The novel also introduces the author’s chief narrative technique of confining foreground action to a short time span, which affords him ample opportunity for musing and introspection, rendered with elegant, pithy prose.
 
In Bad News, Patrick is 22 and headed to New York in the 1980s “to collect my father’s corpse,” as he explains at customs. He’s also addicted to heroin and cocaine, and devotes as much time searching for drugs as he does coming to terms with his hated father and his death.
 
Eight years later, in Some Hope, Patrick is studying law (by renting courtroom dramas) and recovering, from both addiction and an excruciating personal history: “his past lay before him like a corpse waiting to be embalmed.”
 
And in Mother’s Milk, the most hopeful of the books in this volume, Patrick is married, somewhat unhappily, and a father (the amazing opening pages are written from the newborn Robert’s perspective; only hours old, he notes that “he couldn’t live with so much doubt and so much intensity”).
 
Still haunted by his own father, Patrick must deal with his mother’s crackpot philanthropy, sure to destroy the family fortune. This cycle is no ordinary family saga, or even that of an extraordinary family (which the Melrose clan certainly is); plot summaries don’t touch on St.
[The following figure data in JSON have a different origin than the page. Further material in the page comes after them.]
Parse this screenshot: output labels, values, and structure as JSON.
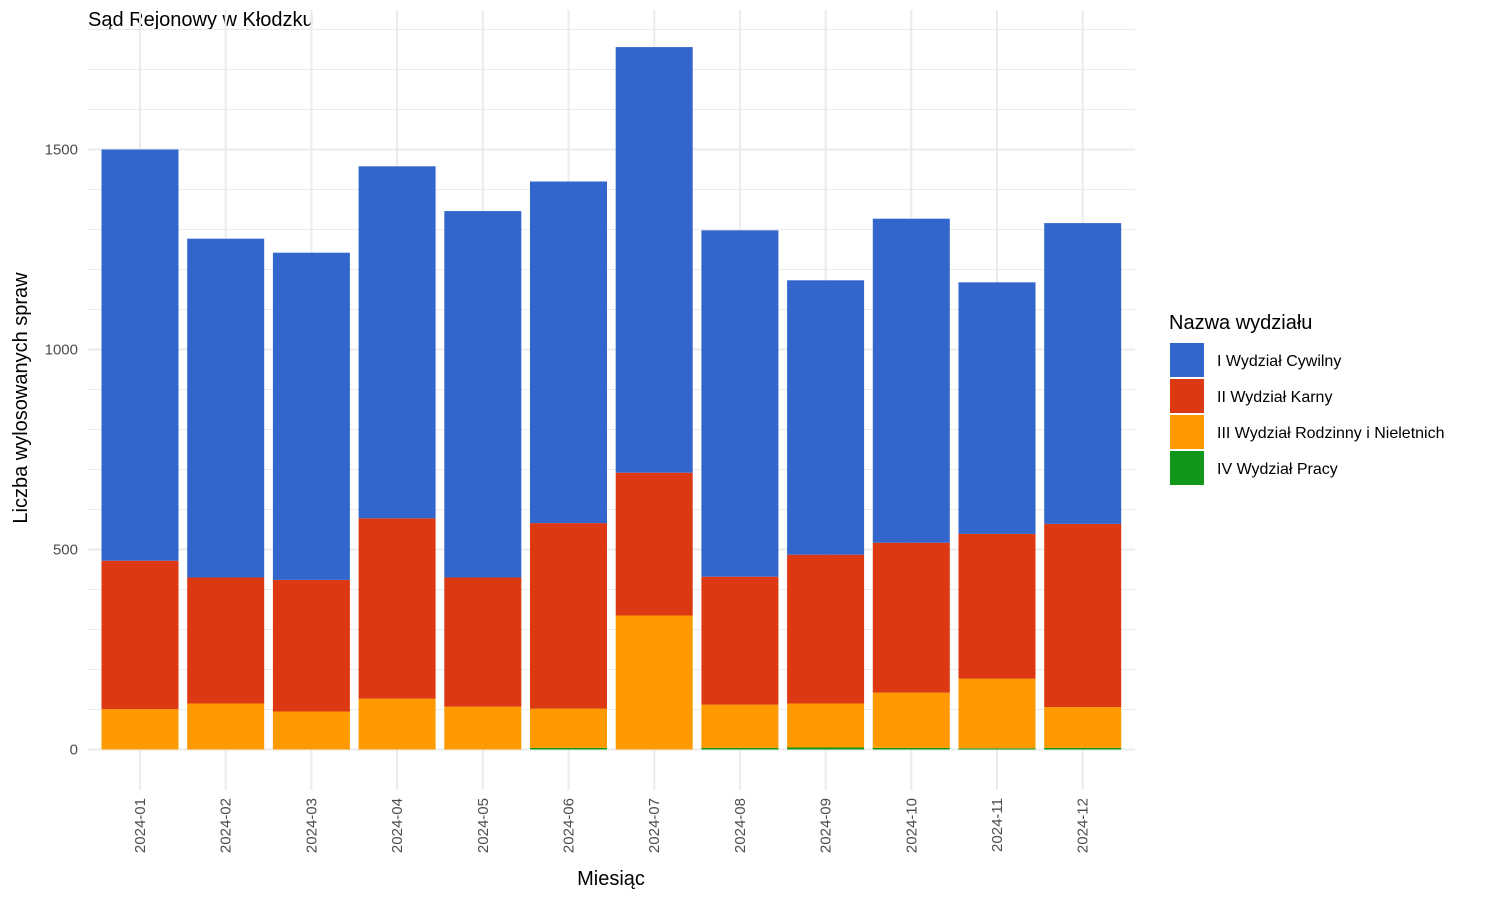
{
  "chart_data": {
    "type": "bar",
    "stacked": true,
    "title": "Sąd Rejonowy w Kłodzku",
    "xlabel": "Miesiąc",
    "ylabel": "Liczba wylosowanych spraw",
    "ylim": [
      0,
      1840
    ],
    "yticks": [
      0,
      500,
      1000,
      1500
    ],
    "grid": true,
    "legend_position": "right",
    "legend_title": "Nazwa wydziału",
    "categories": [
      "2024-01",
      "2024-02",
      "2024-03",
      "2024-04",
      "2024-05",
      "2024-06",
      "2024-07",
      "2024-08",
      "2024-09",
      "2024-10",
      "2024-11",
      "2024-12"
    ],
    "series": [
      {
        "name": "I Wydział Cywilny",
        "color": "#3366cc",
        "values": [
          1028,
          847,
          818,
          880,
          916,
          854,
          1064,
          866,
          686,
          810,
          629,
          752
        ]
      },
      {
        "name": "II Wydział Karny",
        "color": "#dc3912",
        "values": [
          371,
          315,
          329,
          451,
          323,
          464,
          357,
          320,
          372,
          375,
          362,
          458
        ]
      },
      {
        "name": "III Wydział Rodzinny i Nieletnich",
        "color": "#ff9900",
        "values": [
          101,
          115,
          95,
          127,
          107,
          98,
          335,
          108,
          110,
          138,
          174,
          102
        ]
      },
      {
        "name": "IV Wydział Pracy",
        "color": "#109618",
        "values": [
          0,
          0,
          0,
          0,
          0,
          4,
          0,
          4,
          5,
          4,
          3,
          4
        ]
      }
    ]
  }
}
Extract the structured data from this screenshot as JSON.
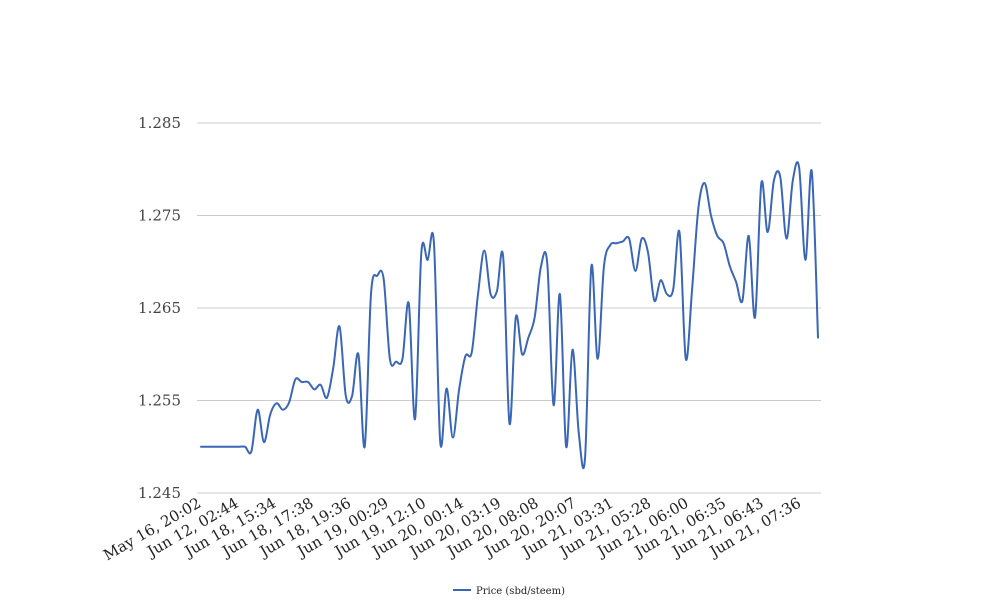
{
  "chart_data": {
    "type": "line",
    "title": "",
    "xlabel": "",
    "ylabel": "",
    "ylim": [
      1.245,
      1.285
    ],
    "y_ticks": [
      "1.245",
      "1.255",
      "1.265",
      "1.275",
      "1.285"
    ],
    "x_tick_labels": [
      "May 16, 20:02",
      "Jun 12, 02:44",
      "Jun 18, 15:34",
      "Jun 18, 17:38",
      "Jun 18, 19:36",
      "Jun 19, 00:29",
      "Jun 19, 12:10",
      "Jun 20, 00:14",
      "Jun 20, 03:19",
      "Jun 20, 08:08",
      "Jun 20, 20:07",
      "Jun 21, 03:31",
      "Jun 21, 05:28",
      "Jun 21, 06:00",
      "Jun 21, 06:35",
      "Jun 21, 06:43",
      "Jun 21, 07:36"
    ],
    "grid": true,
    "legend_position": "bottom",
    "series": [
      {
        "name": "Price (sbd/steem)",
        "color": "#3a66b8",
        "values": [
          1.25,
          1.25,
          1.25,
          1.25,
          1.25,
          1.25,
          1.25,
          1.25,
          1.2495,
          1.254,
          1.2505,
          1.2535,
          1.2547,
          1.254,
          1.2548,
          1.2573,
          1.257,
          1.257,
          1.2562,
          1.2567,
          1.2553,
          1.2585,
          1.263,
          1.2555,
          1.2555,
          1.26,
          1.25,
          1.2665,
          1.2685,
          1.2682,
          1.2595,
          1.2592,
          1.2595,
          1.2655,
          1.253,
          1.271,
          1.2702,
          1.272,
          1.2505,
          1.2563,
          1.251,
          1.2562,
          1.2598,
          1.2602,
          1.2665,
          1.2712,
          1.2665,
          1.2668,
          1.2705,
          1.2525,
          1.264,
          1.26,
          1.2618,
          1.264,
          1.2695,
          1.2698,
          1.2545,
          1.2665,
          1.25,
          1.2605,
          1.2515,
          1.2488,
          1.2695,
          1.2595,
          1.2695,
          1.2718,
          1.272,
          1.2722,
          1.2725,
          1.269,
          1.2725,
          1.271,
          1.2658,
          1.268,
          1.2665,
          1.267,
          1.2732,
          1.2595,
          1.267,
          1.2758,
          1.2785,
          1.275,
          1.2728,
          1.272,
          1.2695,
          1.2678,
          1.2658,
          1.2728,
          1.264,
          1.2785,
          1.2732,
          1.2788,
          1.2792,
          1.2725,
          1.2788,
          1.2802,
          1.2702,
          1.2798,
          1.2618
        ]
      }
    ]
  }
}
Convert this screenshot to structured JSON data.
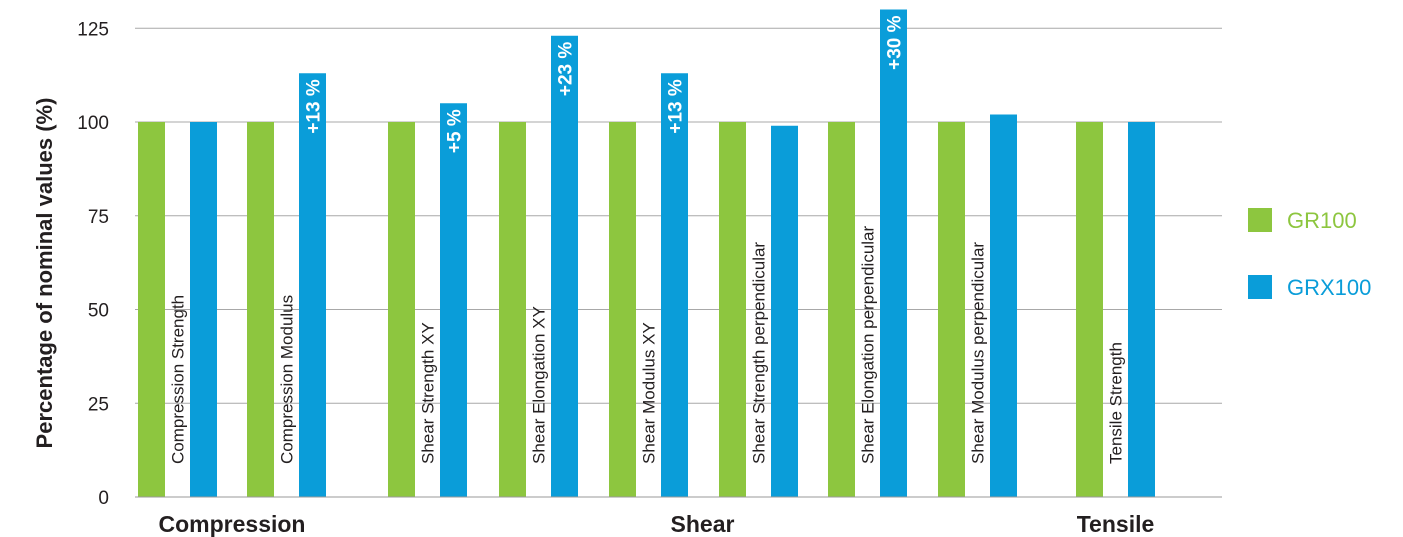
{
  "chart_data": {
    "type": "bar",
    "ylabel": "Percentage of nominal values (%)",
    "ylim": [
      0,
      125
    ],
    "yticks": [
      0,
      25,
      50,
      75,
      100,
      125
    ],
    "grid": true,
    "legend_position": "right",
    "categories": [
      "Compression Strength",
      "Compression Modulus",
      "Shear Strength XY",
      "Shear Elongation XY",
      "Shear Modulus XY",
      "Shear Strength perpendicular",
      "Shear Elongation perpendicular",
      "Shear Modulus perpendicular",
      "Tensile Strength"
    ],
    "groups": [
      {
        "label": "Compression",
        "categories": [
          0,
          1
        ]
      },
      {
        "label": "Shear",
        "categories": [
          2,
          3,
          4,
          5,
          6,
          7
        ]
      },
      {
        "label": "Tensile",
        "categories": [
          8
        ]
      }
    ],
    "series": [
      {
        "name": "GR100",
        "color": "#8dc63f",
        "values": [
          100,
          100,
          100,
          100,
          100,
          100,
          100,
          100,
          100
        ]
      },
      {
        "name": "GRX100",
        "color": "#0a9dd9",
        "values": [
          100,
          113,
          105,
          123,
          113,
          99,
          130,
          102,
          100
        ]
      }
    ],
    "data_labels": [
      "",
      "+13 %",
      "+5 %",
      "+23 %",
      "+13 %",
      "",
      "+30 %",
      "",
      ""
    ]
  }
}
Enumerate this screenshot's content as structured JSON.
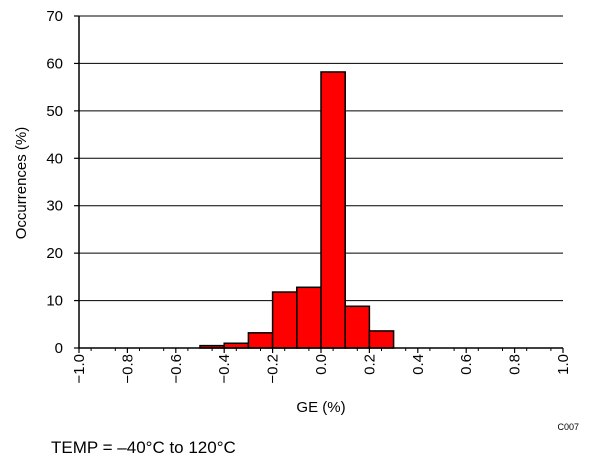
{
  "chart_data": {
    "type": "bar",
    "xlabel": "GE (%)",
    "ylabel": "Occurrences (%)",
    "xlim": [
      -1.0,
      1.0
    ],
    "ylim": [
      0,
      70
    ],
    "x_ticks": [
      -1.0,
      -0.8,
      -0.6,
      -0.4,
      -0.2,
      0.0,
      0.2,
      0.4,
      0.6,
      0.8,
      1.0
    ],
    "x_tick_labels": [
      "−1.0",
      "−0.8",
      "−0.6",
      "−0.4",
      "−0.2",
      "0.0",
      "0.2",
      "0.4",
      "0.6",
      "0.8",
      "1.0"
    ],
    "y_ticks": [
      0,
      10,
      20,
      30,
      40,
      50,
      60,
      70
    ],
    "y_tick_labels": [
      "0",
      "10",
      "20",
      "30",
      "40",
      "50",
      "60",
      "70"
    ],
    "bin_width": 0.1,
    "bin_starts": [
      -1.0,
      -0.9,
      -0.8,
      -0.7,
      -0.6,
      -0.5,
      -0.4,
      -0.3,
      -0.2,
      -0.1,
      0.0,
      0.1,
      0.2,
      0.3,
      0.4,
      0.5,
      0.6,
      0.7,
      0.8,
      0.9
    ],
    "values": [
      0,
      0,
      0,
      0,
      0,
      0.5,
      1,
      3.2,
      11.8,
      12.8,
      58.2,
      8.8,
      3.6,
      0,
      0,
      0,
      0,
      0,
      0,
      0
    ],
    "grid": true,
    "bar_color": "#ff0000",
    "edge_color": "#000000"
  },
  "annotations": {
    "code": "C007",
    "footnote": "TEMP = –40°C to 120°C"
  }
}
Aubyn’s gift.
 
Though the author has clearly mined his own experience, he has refined it into something exquisite, an exploration of consciousness and the journey from the helplessness of childhood to “the pure inevitability of things being as they were,” as elegant a definition of acceptance as anyone is likely to write. And his serious purpose is buoyed by an abundant wit, laugh-out-loud funniness, and piercing observations into the world of privilege and entitlement.